At Bromley House she became a Director in 1988 and served in that role until 2005. It was during this period that the Library moved from being a business (hence the shares which members were expected to hold) to a charitable trust, a move of which she wholly approved, partly because she was concerned that the local businessmen who had previously dominated the board were secretly more interested in selling the books to keep the library solvent than developing its intellectual and academic base. Rosalys edited, with the librarian Jane Corbett, a book about Bromley House at the time of the library’s 175th anniversary, published in 1991: Bromley House 1752-1991: four essays celebrating the 175th anniversary of the foundation of The Nottingham Subscription Library (1991). As part of the research for the anniversary she was interviewed by Steph Mastoris and I have included some of her comments on that tape in this obituary notice. She is remembered at Bromley House as much respected by staff and other directors.

Rosalys was also involved in Epperstone village life, serving at one time as Chair of the Parish Council. Not surprisingly, her particular interest was in the heritage of the village, but she also participated fully in the social life of the community.
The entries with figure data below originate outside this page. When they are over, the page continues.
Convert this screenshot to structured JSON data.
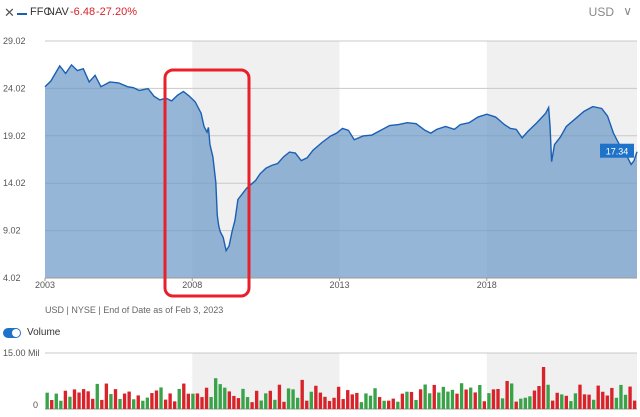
{
  "header": {
    "close_glyph": "✕",
    "ticker": "FFC",
    "nav_label": "NAV",
    "nav_change": "-6.48",
    "nav_change_pct": "-27.20%",
    "currency": "USD",
    "currency_chevron": "∨",
    "colors": {
      "line": "#1a5fb4",
      "negative": "#d8232a"
    }
  },
  "source_note": "USD | NYSE | End of Date as of Feb 3, 2023",
  "volume_toggle": {
    "label": "Volume",
    "on": true
  },
  "chart_data": [
    {
      "type": "area",
      "series": [
        {
          "values": [
            [
              2003.0,
              24.2
            ],
            [
              2003.2,
              24.8
            ],
            [
              2003.5,
              26.4
            ],
            [
              2003.7,
              25.6
            ],
            [
              2003.9,
              26.5
            ],
            [
              2004.1,
              25.9
            ],
            [
              2004.3,
              26.1
            ],
            [
              2004.5,
              24.7
            ],
            [
              2004.7,
              25.4
            ],
            [
              2004.9,
              24.2
            ],
            [
              2005.2,
              24.7
            ],
            [
              2005.5,
              24.6
            ],
            [
              2005.8,
              24.2
            ],
            [
              2006.0,
              24.1
            ],
            [
              2006.2,
              23.8
            ],
            [
              2006.5,
              24.0
            ],
            [
              2006.7,
              23.2
            ],
            [
              2006.9,
              22.8
            ],
            [
              2007.1,
              23.0
            ],
            [
              2007.3,
              22.7
            ],
            [
              2007.5,
              23.3
            ],
            [
              2007.7,
              23.7
            ],
            [
              2007.9,
              23.2
            ],
            [
              2008.1,
              22.6
            ],
            [
              2008.3,
              21.4
            ],
            [
              2008.4,
              20.0
            ],
            [
              2008.5,
              19.4
            ],
            [
              2008.55,
              19.9
            ],
            [
              2008.6,
              18.1
            ],
            [
              2008.7,
              16.8
            ],
            [
              2008.8,
              14.1
            ],
            [
              2008.85,
              10.6
            ],
            [
              2008.9,
              9.5
            ],
            [
              2008.95,
              8.9
            ],
            [
              2009.05,
              8.3
            ],
            [
              2009.15,
              6.9
            ],
            [
              2009.25,
              7.4
            ],
            [
              2009.35,
              8.9
            ],
            [
              2009.45,
              10.1
            ],
            [
              2009.55,
              12.3
            ],
            [
              2009.7,
              12.9
            ],
            [
              2009.85,
              13.5
            ],
            [
              2010.0,
              13.9
            ],
            [
              2010.15,
              14.3
            ],
            [
              2010.3,
              15.0
            ],
            [
              2010.5,
              15.6
            ],
            [
              2010.7,
              15.9
            ],
            [
              2010.9,
              16.1
            ],
            [
              2011.1,
              16.8
            ],
            [
              2011.3,
              17.3
            ],
            [
              2011.5,
              17.2
            ],
            [
              2011.7,
              16.4
            ],
            [
              2011.9,
              16.7
            ],
            [
              2012.1,
              17.5
            ],
            [
              2012.4,
              18.3
            ],
            [
              2012.7,
              19.0
            ],
            [
              2012.9,
              19.3
            ],
            [
              2013.1,
              19.8
            ],
            [
              2013.3,
              19.6
            ],
            [
              2013.5,
              18.6
            ],
            [
              2013.8,
              19.0
            ],
            [
              2014.1,
              19.1
            ],
            [
              2014.4,
              19.6
            ],
            [
              2014.7,
              20.1
            ],
            [
              2015.0,
              20.2
            ],
            [
              2015.3,
              20.4
            ],
            [
              2015.6,
              20.3
            ],
            [
              2015.9,
              19.6
            ],
            [
              2016.1,
              19.3
            ],
            [
              2016.3,
              19.7
            ],
            [
              2016.6,
              20.0
            ],
            [
              2016.9,
              19.7
            ],
            [
              2017.1,
              20.2
            ],
            [
              2017.4,
              20.4
            ],
            [
              2017.7,
              21.0
            ],
            [
              2018.0,
              21.3
            ],
            [
              2018.3,
              21.0
            ],
            [
              2018.6,
              20.2
            ],
            [
              2018.8,
              19.8
            ],
            [
              2019.0,
              19.7
            ],
            [
              2019.2,
              18.8
            ],
            [
              2019.4,
              19.5
            ],
            [
              2019.7,
              20.4
            ],
            [
              2020.0,
              21.4
            ],
            [
              2020.1,
              22.0
            ],
            [
              2020.15,
              19.9
            ],
            [
              2020.2,
              16.3
            ],
            [
              2020.3,
              18.1
            ],
            [
              2020.5,
              18.9
            ],
            [
              2020.7,
              20.0
            ],
            [
              2021.0,
              20.8
            ],
            [
              2021.3,
              21.6
            ],
            [
              2021.6,
              22.1
            ],
            [
              2021.9,
              21.9
            ],
            [
              2022.1,
              21.1
            ],
            [
              2022.3,
              19.3
            ],
            [
              2022.5,
              18.1
            ],
            [
              2022.7,
              17.3
            ],
            [
              2022.8,
              16.6
            ],
            [
              2022.9,
              16.0
            ],
            [
              2023.0,
              16.4
            ],
            [
              2023.1,
              17.34
            ]
          ]
        }
      ],
      "x_ticks": [
        "2003",
        "2008",
        "2013",
        "2018"
      ],
      "y_ticks": [
        "29.02",
        "24.02",
        "19.02",
        "14.02",
        "9.02",
        "4.02"
      ],
      "xlim": [
        2003,
        2023.1
      ],
      "ylim": [
        4.02,
        29.02
      ],
      "last_value_label": "17.34",
      "grid": true
    },
    {
      "type": "bar",
      "title": "Volume",
      "y_ticks": [
        "15.00 Mil",
        "0"
      ],
      "ylim": [
        0,
        15
      ],
      "xlim": [
        2003,
        2023.1
      ],
      "bar_count": 130,
      "colors": {
        "up": "#3aa34a",
        "down": "#d8232a"
      }
    }
  ]
}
Stones were never left unturned, and none of those who packed into Holy Cross Church, Epperstone, for her funeral were surprised to find that she had left three pages of instructions, and that the service had to have proper hymns - notably Eternal Father Strong to Save, which she recalled singing as a WRNS - readings from the King James Bible, and the traditional service.

Many Thorotonians will be unaware of Rosalys’s broad range of architectural historical interests, or that she travelled through much of the Middle East, and as far north as the Arctic Circle. I have tried to put right that omission. In his tribute, Professor Maurice Howard described Rosalys as a ‘loving, warm person’. She was, and we are all the worse off for her passing.
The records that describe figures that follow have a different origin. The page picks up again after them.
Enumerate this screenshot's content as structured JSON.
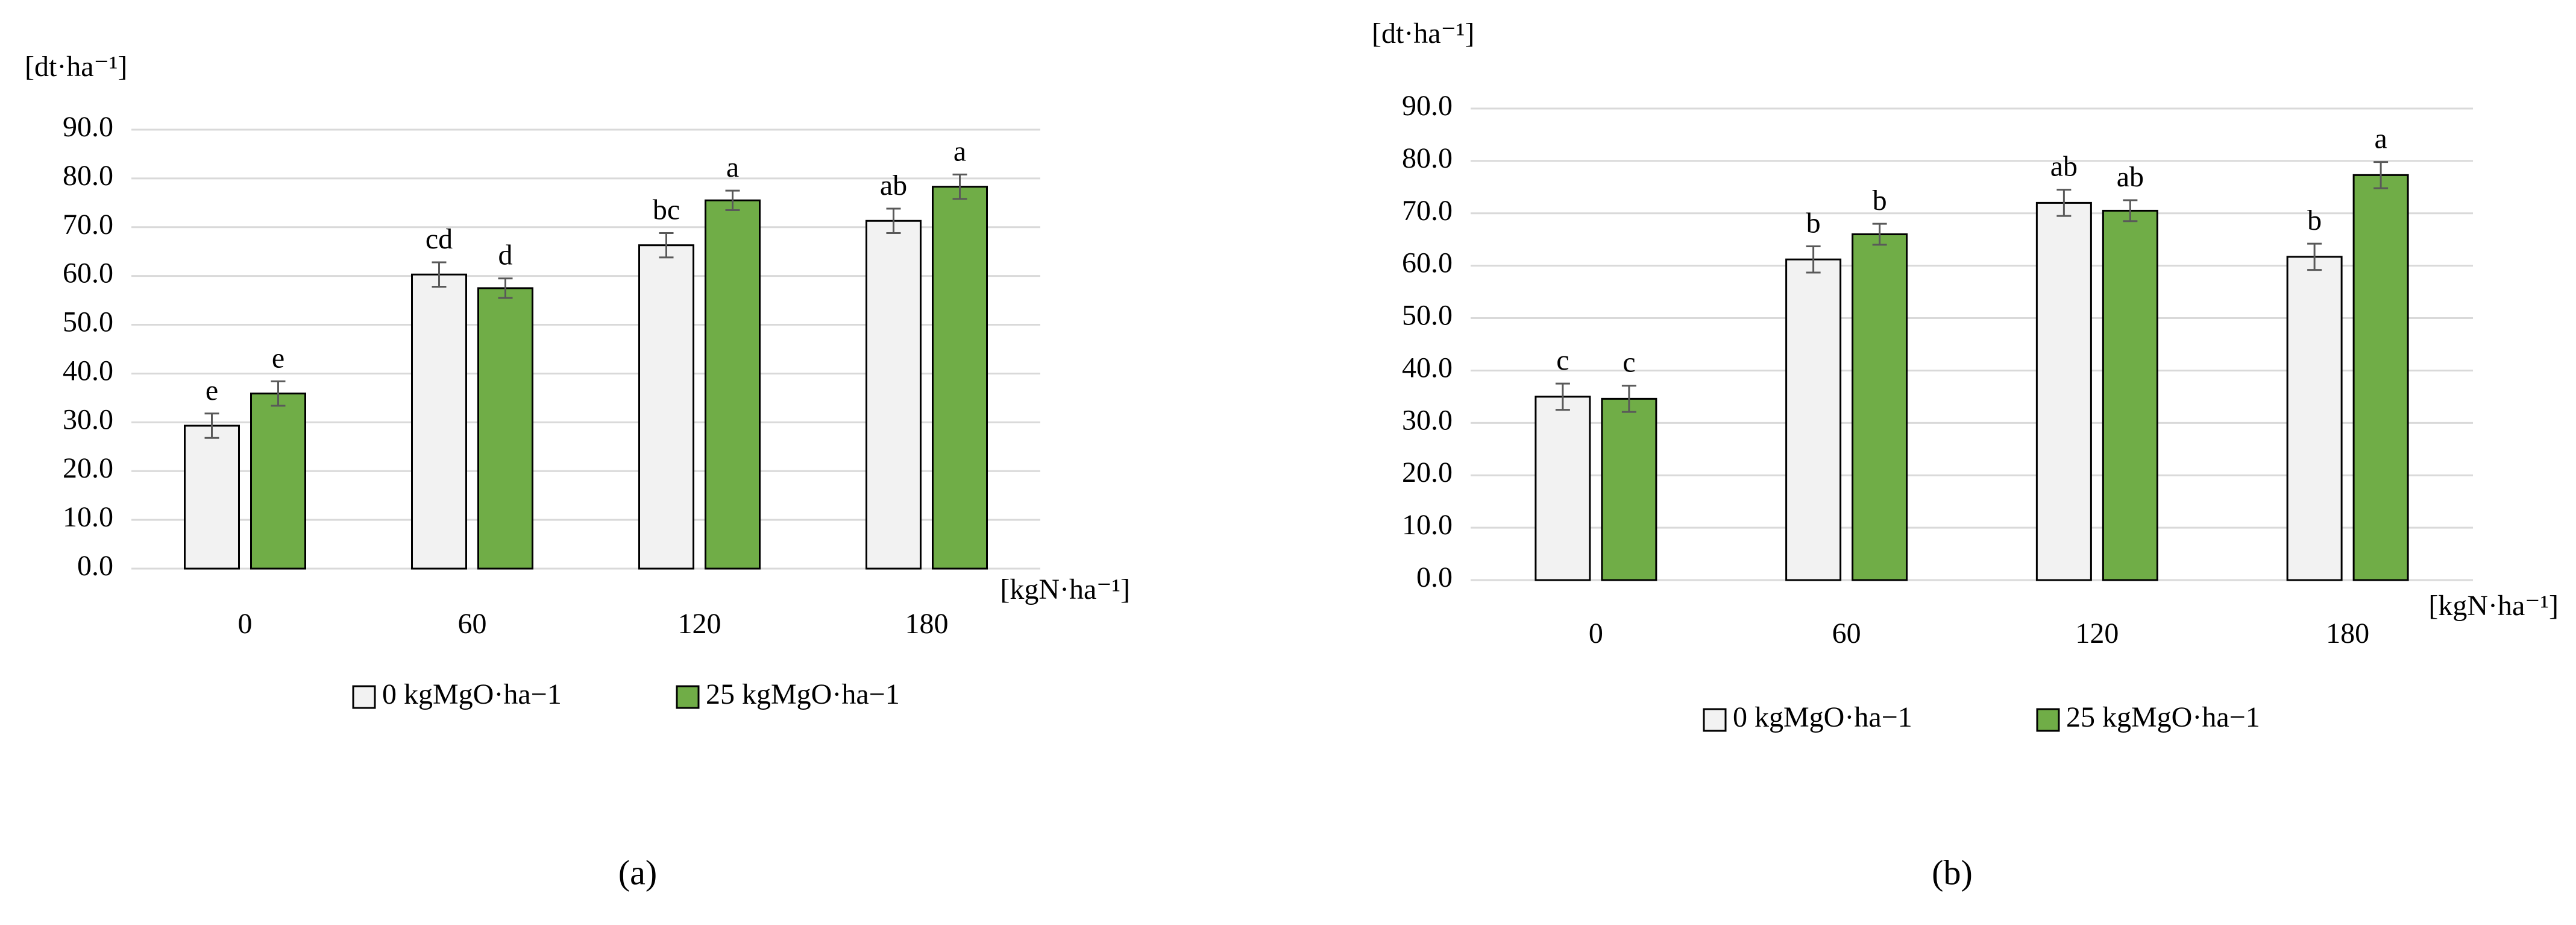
{
  "chart_data": [
    {
      "type": "bar",
      "y_label": "[dt·ha⁻¹]",
      "x_label": "[kgN·ha⁻¹]",
      "caption": "(a)",
      "categories": [
        "0",
        "60",
        "120",
        "180"
      ],
      "series": [
        {
          "name": "0 kgMgO·ha−1",
          "color": "#f2f2f2",
          "values": [
            29.3,
            60.3,
            66.3,
            71.3
          ],
          "errors": [
            2.5,
            2.5,
            2.5,
            2.5
          ],
          "annotations": [
            "e",
            "cd",
            "bc",
            "ab"
          ]
        },
        {
          "name": "25 kgMgO·ha−1",
          "color": "#70ad47",
          "values": [
            35.9,
            57.5,
            75.5,
            78.3
          ],
          "errors": [
            2.5,
            2.0,
            2.0,
            2.5
          ],
          "annotations": [
            "e",
            "d",
            "a",
            "a"
          ]
        }
      ],
      "ylim": [
        0,
        90
      ],
      "yticks": [
        {
          "value": 0,
          "label": "0.0"
        },
        {
          "value": 10,
          "label": "10.0"
        },
        {
          "value": 20,
          "label": "20.0"
        },
        {
          "value": 30,
          "label": "30.0"
        },
        {
          "value": 40,
          "label": "40.0"
        },
        {
          "value": 50,
          "label": "50.0"
        },
        {
          "value": 60,
          "label": "60.0"
        },
        {
          "value": 70,
          "label": "70.0"
        },
        {
          "value": 80,
          "label": "80.0"
        },
        {
          "value": 90,
          "label": "90.0"
        }
      ],
      "grid": true
    },
    {
      "type": "bar",
      "y_label": "[dt·ha⁻¹]",
      "x_label": "[kgN·ha⁻¹]",
      "caption": "(b)",
      "categories": [
        "0",
        "60",
        "120",
        "180"
      ],
      "series": [
        {
          "name": "0 kgMgO·ha−1",
          "color": "#f2f2f2",
          "values": [
            35.0,
            61.2,
            72.0,
            61.7
          ],
          "errors": [
            2.5,
            2.5,
            2.5,
            2.5
          ],
          "annotations": [
            "c",
            "b",
            "ab",
            "b"
          ]
        },
        {
          "name": "25 kgMgO·ha−1",
          "color": "#70ad47",
          "values": [
            34.6,
            66.0,
            70.5,
            77.3
          ],
          "errors": [
            2.5,
            2.0,
            2.0,
            2.5
          ],
          "annotations": [
            "c",
            "b",
            "ab",
            "a"
          ]
        }
      ],
      "ylim": [
        0,
        90
      ],
      "yticks": [
        {
          "value": 0,
          "label": "0.0"
        },
        {
          "value": 10,
          "label": "10.0"
        },
        {
          "value": 20,
          "label": "20.0"
        },
        {
          "value": 30,
          "label": "30.0"
        },
        {
          "value": 40,
          "label": "40.0"
        },
        {
          "value": 50,
          "label": "50.0"
        },
        {
          "value": 60,
          "label": "60.0"
        },
        {
          "value": 70,
          "label": "70.0"
        },
        {
          "value": 80,
          "label": "80.0"
        },
        {
          "value": 90,
          "label": "90.0"
        }
      ],
      "grid": true
    }
  ]
}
Part of Steph Mastoris’s taped interview with Rosalys (1990) will be played during afternoon tea at the Spring Meeting in Caunton on 27 April 2019.

John Beckett


Rosalys was a remarkable character as well as a great scholar, especially of her beloved Newstead, and an asset to the Society. I’m so pleased that she lived long enough to see her magnum opus on Newstead published - Adrian Henstock.
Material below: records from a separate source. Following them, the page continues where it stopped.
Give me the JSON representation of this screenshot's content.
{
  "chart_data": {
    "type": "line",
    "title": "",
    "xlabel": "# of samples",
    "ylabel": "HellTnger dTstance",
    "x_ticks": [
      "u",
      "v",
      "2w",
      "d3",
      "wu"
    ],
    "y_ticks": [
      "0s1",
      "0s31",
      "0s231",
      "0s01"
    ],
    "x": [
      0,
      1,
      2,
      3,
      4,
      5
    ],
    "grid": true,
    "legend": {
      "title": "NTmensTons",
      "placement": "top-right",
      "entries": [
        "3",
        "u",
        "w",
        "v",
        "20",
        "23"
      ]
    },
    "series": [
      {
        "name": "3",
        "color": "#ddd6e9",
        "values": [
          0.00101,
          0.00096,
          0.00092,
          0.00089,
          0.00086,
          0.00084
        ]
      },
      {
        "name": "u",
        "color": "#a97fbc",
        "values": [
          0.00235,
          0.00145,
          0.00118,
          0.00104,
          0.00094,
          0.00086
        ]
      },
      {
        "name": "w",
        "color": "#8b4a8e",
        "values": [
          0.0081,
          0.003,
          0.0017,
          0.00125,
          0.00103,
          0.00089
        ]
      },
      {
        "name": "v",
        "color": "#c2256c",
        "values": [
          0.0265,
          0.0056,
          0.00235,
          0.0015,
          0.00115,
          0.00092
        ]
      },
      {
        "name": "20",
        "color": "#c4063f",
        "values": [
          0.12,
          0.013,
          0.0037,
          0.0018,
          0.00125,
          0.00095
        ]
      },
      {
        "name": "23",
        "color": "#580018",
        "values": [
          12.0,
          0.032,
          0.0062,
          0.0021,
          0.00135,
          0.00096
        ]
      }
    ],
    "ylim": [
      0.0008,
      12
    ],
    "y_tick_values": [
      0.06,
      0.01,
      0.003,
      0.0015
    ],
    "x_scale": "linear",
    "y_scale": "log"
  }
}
Rosalys was a generous and warm-hearted lady. As a member of Council since dinosaurs roamed the earth and Chair of Council when meetings were held in Bromley House, I particularly remember, amongst other things, her smiling, polite and firm handling of Maurice Barley and Stan Revill as they began spluttering which was often the prelude to their monopolising a meeting with a diatribe - she often succeeded but sometimes not. I was particularly grateful to her for her almost daily phone calls to me at home and in hospital during my long months of illness, and also for her hospitality and continued phone calls during my recovery - Trevor Foulds

Rosalys has been a stalwart member of the Society while ever I can remember, very knowledgeable and very involved without appearing either ‘professorial’ or over-bearing. Her quiet ladylike approach to the members of the Society did much to create the ‘family’ character which members appreciate. And yet the Newstead work, which she co-produced with Peter, is a volume of great scholarship and lasting value, and will always be an excellent example of what Thoroton stands for - Alan Langton

A well-loved lady and an excellent historian. I remember well helping Rosalys, over the winter of 2010/11, with her presentation on the so-called 'Charles II Room' at Newstead - David Hoskins

She was a remarkable lady who will be sorely missed.

David Crook

Yesterday I walked up to Old Ox, the Iron-age hillfort overlooking Oxton village with my husband and granddaughter Annie and I remembered another walk. This was with Rosalys when we were preparing for the Millennium wapentake events - twenty years ago back in 1999 - it was a very special day walking with Rosalys up that hill and a very special remembrance of it this year.